Edit: Distribute now supports Python 3. This posting is therefore outdated and no longer of interest. Go away. 🙂

I’ve currently suspended the work on porting Setuptools to Python 3. If you need it, there is the version I made earlier on the Python-incompatibility project page. It seems to work. If people want to fix bugs you can still mail me and I’ll give you access to fix it. It’s very unlikely that it ever gets merged.

Why? Well, it basically comes down to that setuptools code is messy and hard to understand and Phillip J. Eby argues against all efforts of improving it. That gives me three options: Fork setuptools, rewrite it from scratch, or give up. I don’t want to fork it, mainly because I don’t think the code is good enough to be worth forking. It’s so hard to maintain, that if we need to fix it without Philip J Ebys support, it’s probably easier to rewrite from scratch. But… I can’t rewrite it from scratch, I simply do not understand the issues well enough to do that. So, at least for the time being, I give up.
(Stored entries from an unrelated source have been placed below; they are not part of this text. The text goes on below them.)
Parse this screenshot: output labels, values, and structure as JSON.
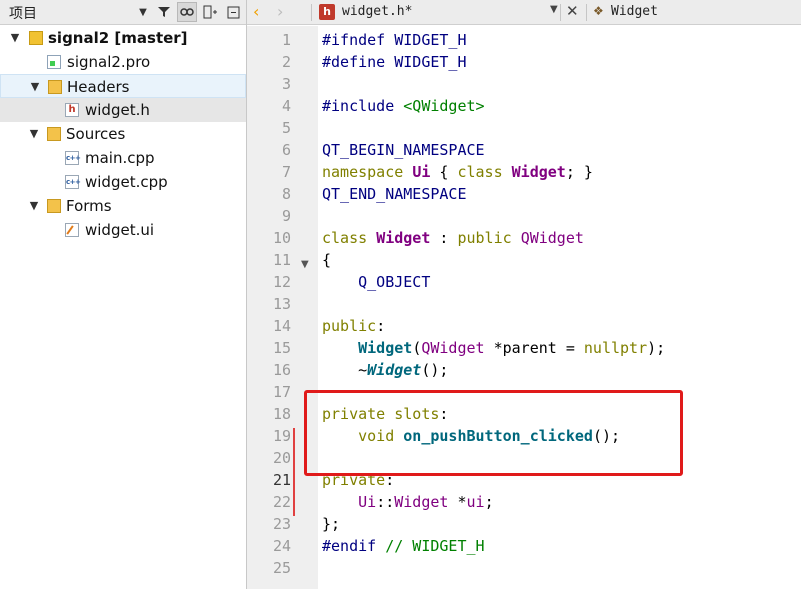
{
  "left_panel": {
    "title": "项目",
    "tree": [
      {
        "label": "signal2 [master]",
        "icon": "project-icon",
        "level": 0,
        "expanded": true,
        "bold": true
      },
      {
        "label": "signal2.pro",
        "icon": "pro-file-icon",
        "level": 1
      },
      {
        "label": "Headers",
        "icon": "headers-folder-icon",
        "level": 1,
        "expanded": true
      },
      {
        "label": "widget.h",
        "icon": "header-file-icon",
        "level": 2,
        "selected": true
      },
      {
        "label": "Sources",
        "icon": "sources-folder-icon",
        "level": 1,
        "expanded": true
      },
      {
        "label": "main.cpp",
        "icon": "cpp-file-icon",
        "level": 2
      },
      {
        "label": "widget.cpp",
        "icon": "cpp-file-icon",
        "level": 2
      },
      {
        "label": "Forms",
        "icon": "forms-folder-icon",
        "level": 1,
        "expanded": true
      },
      {
        "label": "widget.ui",
        "icon": "ui-file-icon",
        "level": 2
      }
    ]
  },
  "editor": {
    "file_name": "widget.h*",
    "symbol": "Widget",
    "current_line": 21,
    "line_numbers": [
      "1",
      "2",
      "3",
      "4",
      "5",
      "6",
      "7",
      "8",
      "9",
      "10",
      "11",
      "12",
      "13",
      "14",
      "15",
      "16",
      "17",
      "18",
      "19",
      "20",
      "21",
      "22",
      "23",
      "24",
      "25"
    ],
    "code": {
      "l1_pp": "#ifndef WIDGET_H",
      "l2_pp": "#define WIDGET_H",
      "l4_pp": "#include ",
      "l4_inc": "<QWidget>",
      "l6_mac": "QT_BEGIN_NAMESPACE",
      "l7_kw": "namespace",
      "l7_ns": "Ui",
      "l7_b": " { ",
      "l7_kw2": "class",
      "l7_cls": "Widget",
      "l7_e": "; }",
      "l8_mac": "QT_END_NAMESPACE",
      "l10_kw": "class",
      "l10_cls": "Widget",
      "l10_c": " : ",
      "l10_kw2": "public",
      "l10_base": "QWidget",
      "l11": "{",
      "l12_mac": "Q_OBJECT",
      "l14_kw": "public",
      "l14_c": ":",
      "l15_fn": "Widget",
      "l15_a": "(",
      "l15_ty": "QWidget",
      "l15_b": " *parent = ",
      "l15_kw": "nullptr",
      "l15_c": ");",
      "l16_t": "~",
      "l16_fn": "Widget",
      "l16_c": "();",
      "l18_kw": "private slots",
      "l18_c": ":",
      "l19_kw": "void",
      "l19_fn": "on_pushButton_clicked",
      "l19_c": "();",
      "l21_kw": "private",
      "l21_c": ":",
      "l22_ns": "Ui",
      "l22_a": "::",
      "l22_ty": "Widget",
      "l22_b": " *",
      "l22_var": "ui",
      "l22_c": ";",
      "l23": "};",
      "l24_pp": "#endif",
      "l24_cm": " // WIDGET_H"
    }
  },
  "annotation": {
    "color": "#e01a1a"
  }
}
This means that there is no official setuptools release. That means it’s going to be hard to port and install any python module using setuptools. This is probably the majority of Python modules on PyPI, because the biggest creators of Python modules is Zope/Plone and these modules all use setuptools. This of course also means that my porting of zope.interface that I started is on hold. In fact, it means all my Python 3 porting work is on indefinite hold. Setuptools is currently the major obstacle for widespread acceptance of Python 3. Sad but true.

So what are the alternatives if you want to port to Python 3? Well, first of all, if you use setuptools, get rid of it. If your module only uses distutils, you can port it to Python 3, and have 2to3 run automatically by using build_py_2to3 in place of build_2to3. It can often be quite a pain to move a project that uses many setuptools features to plain distutils, but currently I can’t recommend using setuptools if you plan to move to Python 3.

If you feel you really need setuptools functionality in your project, join, and discuss how we can solve the situation. Right now I feel that the most likely way forward is to rewrite setuptools, and possibly also distutils, from scratch.

  1. I am a bit upset (don’t get me wrong it’s not personal) because you were present at the summit and heard what we said on Distutils.

    For Distutils: until you sit down and work with us on the PEP we are building and real uses cases to make things better, you are just part of the people that are just saying “it sucks let’s ditch it, let’s redo it from scratch” That is not helping much.

    • Tarek, I have been dragged into the distribution/packaging area completely against my will, and wasn’t able to contribute much to that discussion, I did however, as did others there, voice my concern about breaking backwards compatibility while still retaining the name distutils. This concern remains. That’s why I wrote “possibly also distutils”.

      However, the main concern of this post is clearly not distutils, but setuptools. And I do feel that at the moment, the best way forward with setuptools is to rewrite it. And possibly also distutils.

      Redoing from scratch *is* helping, if it’s easier to do so than to fix the issue. I don’t know if this is the case with distutils. I think it probably is with setuptools.

  2. The knowledge in that code is unfortunately inaccessible as the code is hard to understand and not documented, making it very hard to maintain.

  3. > Redoing from scratch *is* helping

    I thaught too at first, but after 1 year now of work within distutils,
    now that I understand most of the code, I changed my mind

    > It’d be a waste to throw away all the knowledge that exists in the code.

    Right. Guido agreed on that and the plan is to make it a better citizen for Python 2.7

    For Distutils the fact that is unreadable and untested is less and less true because I took over its maintenance and added tons of tests.
    There’s still a whole lot of work for sure : for instance, I didn’t get into the Distribution class yet, or in the binary commands.

  4. Right. Again I want to point out, to lessen the possibilities of misunderstanding: This post is about setuptools. NOT distutils.

  5. Attila Oláh permalink

    May I ask a question here?

    Almost three months have passed, is there any further development going on to port Zope 3 (or at least some of the zope.* modules) to Python 3? I’d like to have a minimal wsgi application that uses Zope 3 libraries, run by Python 3(.1). However, it seems that there’s not much of Zope available for Python 3. Looking at the dependency graph, it seemed to me that if I start at the bottom, the first thing to port would be zope.interface. That’s how I got googled here 🙂

    I’m not sure about how Python 3 module packaging work, is setuptools still the way to go, or is there something new on the horizon?

    • There is nothing of Zope available for Python 3. It’s being blocked by the same thing that blocks most Python 3 development: setuptools doesn’t support Python 3 properly. Progress on this has in turn been blocked by Philip J Eby for many months now.

      However, now there is progress. We are simply taking over setuptools. As we can’t relase it to PyPI under the name setuptools, it’s being rebranded. As with all packaging discussions, the name of the fork is lost in bikeshedding, but it looks like it’s going to be “Distribute”. I’m hoping to get Python 3 support into the main branch within a couple of weeks, but I do not currently remember when the plan is to make that sort of release. (There will be a bugfix release probably next week, but that will not support Python 3). Once the Python 3 compatible release is out, work on zope.interface can continue.

      Your help, both on zope.interface and Distribute, would be most welcome.

  6. Update: Distribute now supports Python 3. There is a working zope.interface fork as well.